Es mi papá, me estará buscando para ir a casa a comer. ¡Estoy aquí! ―respondió ella.

Cuando su papá llegó y vio a su pequeña acompañada de Conejo Viejo, se quedó muy extrañado, pues él nunca se había dejado ver en compañía de nadie.

Hola, ¿está usted bien?

Ahora sí, su pequeña ha sido muy amable conmigo ―respondió con timidez nuestro protagonista.

Esperanza le contó a su papá el tropiezo del anciano, quién todavía no tenía fuerzas para levantarse y estaba algo cansado.

―Venga entonces a comer con nosotros. Debe de estar hambriento y tiene que reponer fuerzas. Le ayudaremos a caminar, nuestra casa queda muy cerca de aquí.

No se moleste, yo ya me iba ―dijo sin saber cómo haría para llegar hasta su madriguera.

Por favor, ¡me haría mucha ilusión! ―le rogó la niña.

Conejo Viejo estaba algo confuso entre tanta amabilidad, nunca había visto nada igual. En parte se sentía en deuda con la pequeña, tenía mucha hambre y necesitaba descansar.

Está bien, iré con vosotros.

¡Genial! ―gritó Esperanza sonriente.

Papá y ella lo ayudaron a levantarse, cogieron su bastón, su cesta con las provisiones y regresaron a casa. Mamá también se puso muy contenta de tener visita y recibió a nuestro amigo con los brazos abiertos. La comida estaba deliciosa, y comer acompañado era muy agradable. Hablaron todo el tiempo de temas muy interesantes. Conejo Viejo les contó cómo era el pueblo y sus costumbres durante su infancia y juventud. Se dio cuenta de que, gracias a su edad, sí tenía mucho que contar, pues recordaba más cosas que nadie de aquel lugar. Ellos lo escucharon muy atentos y le hicieron sentir como en casa. Estaba tan a gusto, que ni se le pasó por la cabeza marcharse a su madriguera. Jamás se había creído capaz de hablar y sonreír tanto. Por primera vez en su vida se sentía feliz.

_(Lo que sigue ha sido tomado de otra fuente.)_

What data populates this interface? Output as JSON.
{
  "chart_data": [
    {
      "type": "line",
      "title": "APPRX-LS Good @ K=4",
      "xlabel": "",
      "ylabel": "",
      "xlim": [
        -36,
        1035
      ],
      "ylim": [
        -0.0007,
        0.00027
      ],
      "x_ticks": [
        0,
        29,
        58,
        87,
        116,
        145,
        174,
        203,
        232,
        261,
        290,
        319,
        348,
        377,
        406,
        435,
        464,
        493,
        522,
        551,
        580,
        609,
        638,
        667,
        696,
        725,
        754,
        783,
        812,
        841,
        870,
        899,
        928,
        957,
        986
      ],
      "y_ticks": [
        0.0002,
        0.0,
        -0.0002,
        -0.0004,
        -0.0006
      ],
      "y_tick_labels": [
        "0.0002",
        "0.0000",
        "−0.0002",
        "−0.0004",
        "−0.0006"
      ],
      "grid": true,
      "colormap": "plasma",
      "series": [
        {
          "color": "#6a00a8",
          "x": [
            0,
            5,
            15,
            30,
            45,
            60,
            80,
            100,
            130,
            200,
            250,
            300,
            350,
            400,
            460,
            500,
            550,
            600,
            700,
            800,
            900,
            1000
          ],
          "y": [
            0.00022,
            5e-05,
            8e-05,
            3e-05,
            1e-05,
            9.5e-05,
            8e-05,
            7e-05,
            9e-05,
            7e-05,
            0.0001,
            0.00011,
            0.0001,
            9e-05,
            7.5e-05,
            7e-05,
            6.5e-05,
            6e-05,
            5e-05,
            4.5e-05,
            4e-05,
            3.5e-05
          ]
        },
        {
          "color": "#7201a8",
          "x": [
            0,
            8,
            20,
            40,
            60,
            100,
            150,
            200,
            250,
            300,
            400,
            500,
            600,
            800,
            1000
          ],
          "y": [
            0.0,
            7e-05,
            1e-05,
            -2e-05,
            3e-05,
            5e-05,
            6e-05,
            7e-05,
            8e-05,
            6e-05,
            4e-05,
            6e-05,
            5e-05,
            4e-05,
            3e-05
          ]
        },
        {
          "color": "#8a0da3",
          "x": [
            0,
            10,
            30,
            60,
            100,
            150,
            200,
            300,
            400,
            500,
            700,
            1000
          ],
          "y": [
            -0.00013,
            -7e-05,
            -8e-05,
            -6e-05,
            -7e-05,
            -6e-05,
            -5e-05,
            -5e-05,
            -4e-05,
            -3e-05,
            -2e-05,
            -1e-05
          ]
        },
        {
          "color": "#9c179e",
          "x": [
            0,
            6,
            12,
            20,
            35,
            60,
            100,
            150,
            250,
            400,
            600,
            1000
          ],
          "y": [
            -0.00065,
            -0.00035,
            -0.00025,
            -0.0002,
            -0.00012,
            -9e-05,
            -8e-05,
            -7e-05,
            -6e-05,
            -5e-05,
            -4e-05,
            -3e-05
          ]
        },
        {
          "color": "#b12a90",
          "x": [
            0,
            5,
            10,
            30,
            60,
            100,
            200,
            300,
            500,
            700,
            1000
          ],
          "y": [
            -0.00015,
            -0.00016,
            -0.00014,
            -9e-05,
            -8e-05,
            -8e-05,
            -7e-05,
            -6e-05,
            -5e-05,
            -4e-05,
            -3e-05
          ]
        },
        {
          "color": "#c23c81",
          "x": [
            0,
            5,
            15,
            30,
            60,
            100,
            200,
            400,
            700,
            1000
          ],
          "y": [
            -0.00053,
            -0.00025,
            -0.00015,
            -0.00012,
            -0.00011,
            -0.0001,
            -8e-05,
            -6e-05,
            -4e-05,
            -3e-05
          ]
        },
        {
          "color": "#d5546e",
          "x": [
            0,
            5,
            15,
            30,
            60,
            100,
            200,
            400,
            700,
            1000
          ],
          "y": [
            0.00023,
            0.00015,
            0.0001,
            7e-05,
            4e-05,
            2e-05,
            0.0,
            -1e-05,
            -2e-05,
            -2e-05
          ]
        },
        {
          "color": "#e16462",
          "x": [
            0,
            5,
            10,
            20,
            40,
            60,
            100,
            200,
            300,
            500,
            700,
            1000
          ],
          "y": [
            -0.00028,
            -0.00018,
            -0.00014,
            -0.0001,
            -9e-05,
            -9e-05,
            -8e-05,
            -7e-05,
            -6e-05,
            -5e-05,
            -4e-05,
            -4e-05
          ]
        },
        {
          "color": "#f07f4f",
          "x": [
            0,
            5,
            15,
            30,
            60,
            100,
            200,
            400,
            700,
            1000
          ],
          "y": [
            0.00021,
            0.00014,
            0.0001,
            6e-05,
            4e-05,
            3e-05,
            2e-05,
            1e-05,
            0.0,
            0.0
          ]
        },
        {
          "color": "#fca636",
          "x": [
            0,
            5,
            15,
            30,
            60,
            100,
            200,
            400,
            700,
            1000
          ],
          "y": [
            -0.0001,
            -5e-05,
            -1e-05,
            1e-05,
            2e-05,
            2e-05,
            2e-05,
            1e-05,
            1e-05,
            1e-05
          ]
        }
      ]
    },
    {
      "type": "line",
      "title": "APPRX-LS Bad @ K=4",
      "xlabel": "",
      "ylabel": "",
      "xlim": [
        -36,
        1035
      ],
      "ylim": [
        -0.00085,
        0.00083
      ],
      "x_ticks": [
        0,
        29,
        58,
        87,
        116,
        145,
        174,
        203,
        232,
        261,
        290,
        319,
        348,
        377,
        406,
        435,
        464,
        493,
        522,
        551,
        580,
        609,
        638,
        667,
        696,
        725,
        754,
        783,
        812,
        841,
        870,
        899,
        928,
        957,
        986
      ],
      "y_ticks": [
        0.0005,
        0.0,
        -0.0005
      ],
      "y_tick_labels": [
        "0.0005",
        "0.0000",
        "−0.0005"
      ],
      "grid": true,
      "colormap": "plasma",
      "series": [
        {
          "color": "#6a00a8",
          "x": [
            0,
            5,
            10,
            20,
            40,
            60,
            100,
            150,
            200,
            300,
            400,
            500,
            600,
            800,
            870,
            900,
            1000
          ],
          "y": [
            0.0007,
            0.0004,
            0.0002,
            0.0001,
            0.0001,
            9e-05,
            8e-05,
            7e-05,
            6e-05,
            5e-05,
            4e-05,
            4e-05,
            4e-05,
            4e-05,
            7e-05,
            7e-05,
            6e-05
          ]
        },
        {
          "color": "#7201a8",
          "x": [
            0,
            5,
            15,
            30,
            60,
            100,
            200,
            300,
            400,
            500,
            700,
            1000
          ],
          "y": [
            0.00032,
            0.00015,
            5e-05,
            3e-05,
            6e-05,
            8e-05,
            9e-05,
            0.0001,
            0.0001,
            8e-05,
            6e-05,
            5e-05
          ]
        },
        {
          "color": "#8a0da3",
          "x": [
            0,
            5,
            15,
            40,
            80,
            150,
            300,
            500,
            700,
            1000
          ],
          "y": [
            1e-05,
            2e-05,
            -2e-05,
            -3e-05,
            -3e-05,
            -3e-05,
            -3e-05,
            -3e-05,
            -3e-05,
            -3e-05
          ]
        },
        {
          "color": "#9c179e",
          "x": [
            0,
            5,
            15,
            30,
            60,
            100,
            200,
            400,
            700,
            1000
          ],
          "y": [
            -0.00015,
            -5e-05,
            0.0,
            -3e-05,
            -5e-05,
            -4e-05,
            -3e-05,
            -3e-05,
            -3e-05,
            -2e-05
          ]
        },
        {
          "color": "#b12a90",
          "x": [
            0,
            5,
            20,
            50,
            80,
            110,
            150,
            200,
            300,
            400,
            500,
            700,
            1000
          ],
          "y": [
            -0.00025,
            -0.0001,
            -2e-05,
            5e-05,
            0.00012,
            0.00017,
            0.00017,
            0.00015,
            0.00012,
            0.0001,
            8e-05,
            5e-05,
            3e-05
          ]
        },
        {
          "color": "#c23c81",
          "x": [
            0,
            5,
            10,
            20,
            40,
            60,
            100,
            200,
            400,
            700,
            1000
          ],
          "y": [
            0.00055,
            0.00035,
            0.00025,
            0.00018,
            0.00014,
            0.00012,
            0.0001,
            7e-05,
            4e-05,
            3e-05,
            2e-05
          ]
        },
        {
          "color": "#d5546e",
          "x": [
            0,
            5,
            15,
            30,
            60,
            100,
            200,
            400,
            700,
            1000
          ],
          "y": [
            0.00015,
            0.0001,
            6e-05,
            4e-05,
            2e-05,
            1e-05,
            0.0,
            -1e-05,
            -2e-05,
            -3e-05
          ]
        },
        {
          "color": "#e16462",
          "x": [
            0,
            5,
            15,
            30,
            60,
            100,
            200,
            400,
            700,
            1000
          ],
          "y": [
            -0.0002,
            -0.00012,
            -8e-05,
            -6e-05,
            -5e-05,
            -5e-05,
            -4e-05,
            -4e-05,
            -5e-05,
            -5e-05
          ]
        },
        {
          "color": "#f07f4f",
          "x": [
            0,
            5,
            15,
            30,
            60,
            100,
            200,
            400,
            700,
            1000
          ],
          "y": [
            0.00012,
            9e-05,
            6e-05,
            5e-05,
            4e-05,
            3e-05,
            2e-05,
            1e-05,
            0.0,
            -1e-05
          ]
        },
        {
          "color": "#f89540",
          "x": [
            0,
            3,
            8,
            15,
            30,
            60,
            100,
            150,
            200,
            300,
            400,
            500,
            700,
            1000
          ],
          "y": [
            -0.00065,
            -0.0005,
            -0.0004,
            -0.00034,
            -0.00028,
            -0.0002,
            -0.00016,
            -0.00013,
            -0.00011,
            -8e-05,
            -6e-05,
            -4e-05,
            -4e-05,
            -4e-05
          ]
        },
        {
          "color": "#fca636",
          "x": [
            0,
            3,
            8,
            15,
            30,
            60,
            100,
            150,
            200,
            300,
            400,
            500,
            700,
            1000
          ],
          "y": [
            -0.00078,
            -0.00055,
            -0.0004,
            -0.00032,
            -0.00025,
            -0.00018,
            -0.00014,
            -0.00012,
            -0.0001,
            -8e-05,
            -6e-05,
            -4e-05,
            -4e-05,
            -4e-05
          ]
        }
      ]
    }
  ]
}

Tras aquel maravilloso día, el corazón de nuestro amigo se ablandó, despertando en él un sentimiento insólito: el Amor. Así que empezó expresarlo allá donde iba. Y es que cuanto más lo daba, más lo recibía…Tanto se ganó el cariño y aprecio de aquella amable familia que Esperanza lo llamaba “abuelito”. En el pueblo era tan querido que todos los niños querían jugar con él y escuchar sus batallitas.

Fue así como Conejo Viejo comenzó a vivir, a VIVIR de verdad.